Bellows made a guttural sound, like that of a large hibernating animal being awakened, but did not look up. Gerard poured a packet of sugar slowly into his cup, as so much sand through an hourglass, watching Bellows. Then, out of the corner of his ever-observant eye, he saw Barry standing at the door, and behind Barry—a young goose?
“Here to collect that bag, Mr. Bellows, sir,” said Barry.
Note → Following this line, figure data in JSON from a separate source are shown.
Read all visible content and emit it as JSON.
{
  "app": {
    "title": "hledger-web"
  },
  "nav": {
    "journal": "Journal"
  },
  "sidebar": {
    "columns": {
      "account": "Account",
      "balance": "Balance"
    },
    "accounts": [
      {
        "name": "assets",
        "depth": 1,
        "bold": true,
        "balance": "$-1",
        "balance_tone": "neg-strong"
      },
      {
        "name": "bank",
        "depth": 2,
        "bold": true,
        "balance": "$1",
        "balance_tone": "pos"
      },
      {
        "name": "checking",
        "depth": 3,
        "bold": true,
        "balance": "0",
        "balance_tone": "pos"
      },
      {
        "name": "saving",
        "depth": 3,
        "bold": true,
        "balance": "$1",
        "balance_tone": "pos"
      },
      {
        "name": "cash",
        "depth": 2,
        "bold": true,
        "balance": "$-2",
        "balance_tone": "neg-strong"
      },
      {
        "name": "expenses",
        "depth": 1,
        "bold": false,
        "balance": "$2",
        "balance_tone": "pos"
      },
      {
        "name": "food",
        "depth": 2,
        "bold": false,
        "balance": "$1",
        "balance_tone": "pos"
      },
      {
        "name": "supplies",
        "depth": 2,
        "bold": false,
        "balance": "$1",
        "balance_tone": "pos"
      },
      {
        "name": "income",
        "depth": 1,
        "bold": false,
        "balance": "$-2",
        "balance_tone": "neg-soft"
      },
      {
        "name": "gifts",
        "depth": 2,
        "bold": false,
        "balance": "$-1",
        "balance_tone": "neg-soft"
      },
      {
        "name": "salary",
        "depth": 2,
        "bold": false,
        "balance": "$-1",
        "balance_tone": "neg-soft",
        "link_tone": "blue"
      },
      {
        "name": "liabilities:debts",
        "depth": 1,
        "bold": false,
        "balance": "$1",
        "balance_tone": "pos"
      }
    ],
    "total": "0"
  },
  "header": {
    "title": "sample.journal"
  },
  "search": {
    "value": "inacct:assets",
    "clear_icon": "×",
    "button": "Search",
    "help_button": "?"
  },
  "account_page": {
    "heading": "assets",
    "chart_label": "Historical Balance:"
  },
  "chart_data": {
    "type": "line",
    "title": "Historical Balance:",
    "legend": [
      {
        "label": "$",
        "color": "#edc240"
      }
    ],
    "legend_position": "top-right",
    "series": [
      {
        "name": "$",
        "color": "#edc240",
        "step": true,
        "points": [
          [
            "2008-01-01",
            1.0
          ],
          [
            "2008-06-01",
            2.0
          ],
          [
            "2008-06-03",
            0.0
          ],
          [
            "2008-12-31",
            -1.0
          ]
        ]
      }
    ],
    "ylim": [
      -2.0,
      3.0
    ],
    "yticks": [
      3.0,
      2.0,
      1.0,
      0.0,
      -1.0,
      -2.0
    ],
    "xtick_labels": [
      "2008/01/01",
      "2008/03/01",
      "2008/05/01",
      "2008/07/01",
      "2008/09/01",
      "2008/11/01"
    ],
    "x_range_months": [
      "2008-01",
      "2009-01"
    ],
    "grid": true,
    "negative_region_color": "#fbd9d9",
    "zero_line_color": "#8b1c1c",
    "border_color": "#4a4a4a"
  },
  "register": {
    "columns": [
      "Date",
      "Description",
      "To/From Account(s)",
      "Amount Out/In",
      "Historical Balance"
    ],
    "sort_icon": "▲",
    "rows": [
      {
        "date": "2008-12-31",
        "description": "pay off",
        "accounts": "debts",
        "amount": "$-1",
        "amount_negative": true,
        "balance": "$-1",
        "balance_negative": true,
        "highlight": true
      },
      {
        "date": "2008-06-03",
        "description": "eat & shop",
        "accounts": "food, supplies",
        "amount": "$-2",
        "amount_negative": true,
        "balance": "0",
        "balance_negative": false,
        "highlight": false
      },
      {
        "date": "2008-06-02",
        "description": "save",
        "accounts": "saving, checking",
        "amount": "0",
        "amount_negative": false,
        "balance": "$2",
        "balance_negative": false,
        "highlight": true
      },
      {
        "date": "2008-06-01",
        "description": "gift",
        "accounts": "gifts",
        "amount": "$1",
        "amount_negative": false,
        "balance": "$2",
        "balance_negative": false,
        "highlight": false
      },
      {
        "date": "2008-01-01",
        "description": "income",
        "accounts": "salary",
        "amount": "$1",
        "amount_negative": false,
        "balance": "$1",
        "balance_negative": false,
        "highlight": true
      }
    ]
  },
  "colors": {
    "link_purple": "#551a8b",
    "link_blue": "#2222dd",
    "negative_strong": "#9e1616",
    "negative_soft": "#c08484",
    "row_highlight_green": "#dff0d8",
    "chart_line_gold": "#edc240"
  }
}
Bellows grunted and continued to pick at his cuticle. Gerard could not get a word out of his mouth, and what word would he use if he could? Should he cry “Goose!” in the same way one might yell “Fire!”?
When Barry turned to leave with the golf bag slung over his shoulder, he tripped over his baby bird and almost dropped the bag. Forbes must have jumped out of the open window of his office. Did the little guy take his first flying steps without him being there? Barry felt the twinge of guilt familiar to working mothers everywhere as he swept up the wiggling bundle in his arms before running out the door. Bellows, being Bellows, had never even turned his head to acknowledge Barry’s presence, and so never saw his feathered friend.